Ibn Utsaimin ini adalah seorang pengagum berat Syaikh Muhammad ibn Abdul Wahhab. Ia memberikan syarah untuk Kitâb Al-Tauhîd dan Ushûl Al-Tsalâtsah karya Muhammad ibn Abdul Wahhab. Kalau memang ajaran ini yang menjadi sumber ‘terorisme’ seperti yang dituduhkan Hendropriyono, kenapa beliau justru mengecam berbagai tindakan seperti itu?
Di sinilah perlu kearifan dari para public figure saat berbicara. Saat omongan ini disiarkan ke seluruh penjuru dunia, berapa banyak orang akan tersesatkan dengan cara pandangnya?

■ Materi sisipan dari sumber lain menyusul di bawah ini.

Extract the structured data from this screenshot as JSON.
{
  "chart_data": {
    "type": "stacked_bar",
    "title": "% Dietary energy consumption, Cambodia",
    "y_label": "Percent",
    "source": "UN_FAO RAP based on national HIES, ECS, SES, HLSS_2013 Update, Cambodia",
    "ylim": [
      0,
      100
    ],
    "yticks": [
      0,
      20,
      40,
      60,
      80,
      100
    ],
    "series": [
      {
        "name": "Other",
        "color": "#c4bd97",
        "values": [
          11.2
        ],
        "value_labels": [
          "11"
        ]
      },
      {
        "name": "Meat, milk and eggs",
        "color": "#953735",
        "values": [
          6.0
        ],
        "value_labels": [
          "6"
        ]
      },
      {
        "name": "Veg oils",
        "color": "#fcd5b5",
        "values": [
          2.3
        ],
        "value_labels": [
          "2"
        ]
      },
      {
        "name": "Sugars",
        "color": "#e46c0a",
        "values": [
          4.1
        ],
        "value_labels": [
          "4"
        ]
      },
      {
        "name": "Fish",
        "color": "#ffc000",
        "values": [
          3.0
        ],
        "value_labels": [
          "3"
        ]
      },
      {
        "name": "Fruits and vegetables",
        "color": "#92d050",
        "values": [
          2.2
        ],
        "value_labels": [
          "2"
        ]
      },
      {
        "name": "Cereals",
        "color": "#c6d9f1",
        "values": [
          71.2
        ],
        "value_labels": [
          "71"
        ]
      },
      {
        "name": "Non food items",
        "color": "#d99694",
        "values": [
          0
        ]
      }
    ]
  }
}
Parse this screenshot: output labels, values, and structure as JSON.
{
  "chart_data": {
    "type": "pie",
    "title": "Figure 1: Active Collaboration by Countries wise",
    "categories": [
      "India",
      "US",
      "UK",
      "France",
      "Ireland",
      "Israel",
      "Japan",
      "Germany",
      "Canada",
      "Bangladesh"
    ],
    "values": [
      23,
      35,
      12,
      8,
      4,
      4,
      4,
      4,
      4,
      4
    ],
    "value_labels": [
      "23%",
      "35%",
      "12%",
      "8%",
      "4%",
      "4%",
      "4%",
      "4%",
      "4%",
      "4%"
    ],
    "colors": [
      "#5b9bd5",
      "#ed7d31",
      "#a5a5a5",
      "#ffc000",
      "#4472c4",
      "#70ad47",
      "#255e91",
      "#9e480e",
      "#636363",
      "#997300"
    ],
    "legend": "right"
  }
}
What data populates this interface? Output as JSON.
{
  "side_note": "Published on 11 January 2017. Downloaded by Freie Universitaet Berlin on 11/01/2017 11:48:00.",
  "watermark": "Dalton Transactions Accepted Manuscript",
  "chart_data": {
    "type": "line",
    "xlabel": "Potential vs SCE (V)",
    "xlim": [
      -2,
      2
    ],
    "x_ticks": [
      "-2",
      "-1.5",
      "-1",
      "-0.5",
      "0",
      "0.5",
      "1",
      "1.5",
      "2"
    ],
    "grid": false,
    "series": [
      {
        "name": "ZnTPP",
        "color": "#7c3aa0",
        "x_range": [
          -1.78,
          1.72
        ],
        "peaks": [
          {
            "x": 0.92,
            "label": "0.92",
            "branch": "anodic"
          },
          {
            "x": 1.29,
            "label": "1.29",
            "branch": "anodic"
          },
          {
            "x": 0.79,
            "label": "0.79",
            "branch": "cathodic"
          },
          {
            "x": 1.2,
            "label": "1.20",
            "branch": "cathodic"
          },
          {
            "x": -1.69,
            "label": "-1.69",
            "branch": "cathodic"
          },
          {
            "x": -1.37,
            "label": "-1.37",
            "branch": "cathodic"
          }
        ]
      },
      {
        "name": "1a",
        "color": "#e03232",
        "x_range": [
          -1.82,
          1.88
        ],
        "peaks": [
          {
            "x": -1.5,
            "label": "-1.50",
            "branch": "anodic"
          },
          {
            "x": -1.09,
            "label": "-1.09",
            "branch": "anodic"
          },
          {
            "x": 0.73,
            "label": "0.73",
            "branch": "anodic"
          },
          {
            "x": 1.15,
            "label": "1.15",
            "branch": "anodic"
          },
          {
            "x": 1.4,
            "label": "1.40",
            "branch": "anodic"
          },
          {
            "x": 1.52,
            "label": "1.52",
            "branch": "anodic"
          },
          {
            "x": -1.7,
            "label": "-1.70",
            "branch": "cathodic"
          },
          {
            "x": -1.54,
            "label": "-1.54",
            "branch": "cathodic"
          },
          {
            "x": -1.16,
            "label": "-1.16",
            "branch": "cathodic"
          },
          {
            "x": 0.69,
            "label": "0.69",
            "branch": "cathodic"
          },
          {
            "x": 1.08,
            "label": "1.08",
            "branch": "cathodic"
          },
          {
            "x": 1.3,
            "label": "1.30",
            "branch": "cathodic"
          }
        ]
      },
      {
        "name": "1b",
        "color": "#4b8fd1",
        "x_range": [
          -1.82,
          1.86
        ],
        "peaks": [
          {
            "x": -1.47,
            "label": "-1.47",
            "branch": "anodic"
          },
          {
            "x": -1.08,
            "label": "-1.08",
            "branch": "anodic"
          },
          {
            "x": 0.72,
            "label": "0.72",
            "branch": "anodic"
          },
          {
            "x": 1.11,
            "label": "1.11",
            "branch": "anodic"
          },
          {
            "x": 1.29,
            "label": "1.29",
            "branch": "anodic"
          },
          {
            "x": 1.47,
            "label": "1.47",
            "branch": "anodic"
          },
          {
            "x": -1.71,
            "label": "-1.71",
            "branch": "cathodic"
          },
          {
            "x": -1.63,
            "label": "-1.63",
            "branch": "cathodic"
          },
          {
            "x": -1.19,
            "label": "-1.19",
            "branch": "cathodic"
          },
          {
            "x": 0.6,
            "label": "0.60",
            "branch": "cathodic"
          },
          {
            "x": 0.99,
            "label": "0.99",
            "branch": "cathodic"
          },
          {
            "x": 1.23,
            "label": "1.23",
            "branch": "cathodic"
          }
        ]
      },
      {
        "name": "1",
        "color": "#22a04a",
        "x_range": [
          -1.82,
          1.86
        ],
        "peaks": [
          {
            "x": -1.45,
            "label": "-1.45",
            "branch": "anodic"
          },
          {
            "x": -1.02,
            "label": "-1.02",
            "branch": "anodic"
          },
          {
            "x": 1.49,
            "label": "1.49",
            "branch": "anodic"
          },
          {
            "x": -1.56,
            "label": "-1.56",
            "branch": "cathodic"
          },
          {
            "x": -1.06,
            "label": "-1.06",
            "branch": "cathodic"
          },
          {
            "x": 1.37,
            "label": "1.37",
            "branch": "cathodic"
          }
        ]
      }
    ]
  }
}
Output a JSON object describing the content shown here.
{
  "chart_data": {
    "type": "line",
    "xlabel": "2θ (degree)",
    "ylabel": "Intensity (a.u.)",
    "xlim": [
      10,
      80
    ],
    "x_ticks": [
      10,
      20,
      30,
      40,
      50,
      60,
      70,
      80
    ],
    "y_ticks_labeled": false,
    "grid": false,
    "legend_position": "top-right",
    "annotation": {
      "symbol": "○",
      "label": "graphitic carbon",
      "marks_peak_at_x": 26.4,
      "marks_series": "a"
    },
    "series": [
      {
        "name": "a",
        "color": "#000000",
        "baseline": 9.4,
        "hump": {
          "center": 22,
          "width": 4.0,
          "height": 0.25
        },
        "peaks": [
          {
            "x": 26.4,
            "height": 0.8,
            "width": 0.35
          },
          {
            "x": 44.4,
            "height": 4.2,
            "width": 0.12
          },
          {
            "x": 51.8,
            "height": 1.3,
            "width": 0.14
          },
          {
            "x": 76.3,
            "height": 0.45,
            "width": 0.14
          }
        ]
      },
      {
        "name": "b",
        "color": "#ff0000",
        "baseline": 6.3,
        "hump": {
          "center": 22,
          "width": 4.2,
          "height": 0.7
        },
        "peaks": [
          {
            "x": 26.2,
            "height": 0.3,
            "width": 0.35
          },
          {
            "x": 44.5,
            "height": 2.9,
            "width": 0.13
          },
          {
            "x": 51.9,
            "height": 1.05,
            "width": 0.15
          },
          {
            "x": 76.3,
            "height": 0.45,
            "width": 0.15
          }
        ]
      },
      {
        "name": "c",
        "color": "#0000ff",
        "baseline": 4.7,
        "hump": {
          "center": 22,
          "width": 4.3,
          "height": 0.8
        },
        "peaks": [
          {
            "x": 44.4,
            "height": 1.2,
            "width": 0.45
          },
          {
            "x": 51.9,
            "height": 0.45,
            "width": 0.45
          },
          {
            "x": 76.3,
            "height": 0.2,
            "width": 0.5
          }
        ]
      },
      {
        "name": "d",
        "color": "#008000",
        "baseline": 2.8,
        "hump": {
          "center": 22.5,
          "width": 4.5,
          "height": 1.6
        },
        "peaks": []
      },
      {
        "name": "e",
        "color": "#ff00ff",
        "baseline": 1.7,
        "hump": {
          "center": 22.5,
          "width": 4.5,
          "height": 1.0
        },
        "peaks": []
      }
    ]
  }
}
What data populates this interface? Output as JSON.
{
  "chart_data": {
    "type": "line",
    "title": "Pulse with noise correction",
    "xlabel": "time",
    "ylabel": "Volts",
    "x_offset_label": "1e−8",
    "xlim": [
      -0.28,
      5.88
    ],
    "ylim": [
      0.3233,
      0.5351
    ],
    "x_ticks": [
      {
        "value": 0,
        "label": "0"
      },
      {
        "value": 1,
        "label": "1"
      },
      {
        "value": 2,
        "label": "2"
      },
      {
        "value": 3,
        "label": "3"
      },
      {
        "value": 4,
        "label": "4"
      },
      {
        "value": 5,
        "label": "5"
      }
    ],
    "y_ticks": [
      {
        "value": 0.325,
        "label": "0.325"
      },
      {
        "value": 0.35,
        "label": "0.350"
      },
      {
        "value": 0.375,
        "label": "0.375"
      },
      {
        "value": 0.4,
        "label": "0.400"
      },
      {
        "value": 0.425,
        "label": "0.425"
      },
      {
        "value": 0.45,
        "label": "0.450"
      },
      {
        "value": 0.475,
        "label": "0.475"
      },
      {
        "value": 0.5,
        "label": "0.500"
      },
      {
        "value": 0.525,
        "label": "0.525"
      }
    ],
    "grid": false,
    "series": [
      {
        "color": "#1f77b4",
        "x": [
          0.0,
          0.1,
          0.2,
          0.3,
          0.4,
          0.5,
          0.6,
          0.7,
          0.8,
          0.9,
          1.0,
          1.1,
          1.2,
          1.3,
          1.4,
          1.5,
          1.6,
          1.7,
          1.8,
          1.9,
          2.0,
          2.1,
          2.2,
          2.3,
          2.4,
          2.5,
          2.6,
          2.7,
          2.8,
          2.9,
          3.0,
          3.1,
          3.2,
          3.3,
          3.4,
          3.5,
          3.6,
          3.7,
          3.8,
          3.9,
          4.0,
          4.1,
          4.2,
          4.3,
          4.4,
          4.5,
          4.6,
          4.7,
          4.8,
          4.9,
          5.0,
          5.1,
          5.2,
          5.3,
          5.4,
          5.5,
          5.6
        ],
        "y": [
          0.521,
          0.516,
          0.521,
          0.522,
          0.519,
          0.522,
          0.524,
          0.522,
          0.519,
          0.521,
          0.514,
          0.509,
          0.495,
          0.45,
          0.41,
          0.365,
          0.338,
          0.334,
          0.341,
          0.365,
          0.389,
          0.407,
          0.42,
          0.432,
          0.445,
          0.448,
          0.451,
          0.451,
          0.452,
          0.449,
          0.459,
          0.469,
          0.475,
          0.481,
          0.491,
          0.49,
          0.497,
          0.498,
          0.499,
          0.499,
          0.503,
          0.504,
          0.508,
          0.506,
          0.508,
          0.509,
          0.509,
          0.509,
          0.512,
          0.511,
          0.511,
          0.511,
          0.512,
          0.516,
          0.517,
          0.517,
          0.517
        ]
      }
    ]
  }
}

Akibat omongannya yang ngawur itu, akan berapa banyak orang yang menjadi benci terhdap ajaran-ajaran yang benar dan baik-baik saja seperti ajaran Muhammad ibn Abdul Wahhab? Kalau sampai ini terus terjadi seperti itu, bukan mustahil justru yang menjadi biang keladi fitnah di tengah umat Islam adalah orang yang menuduh-nuduh tanpa dasar itu. Mereka yang melakukan pengeboman, sekalipun benar orang-orang yang kelihatannya ber-Islam secara taat, hanya menjadi wayang. Benarkah begitu? Wallâhu A’lam bi Al-Shawwâb.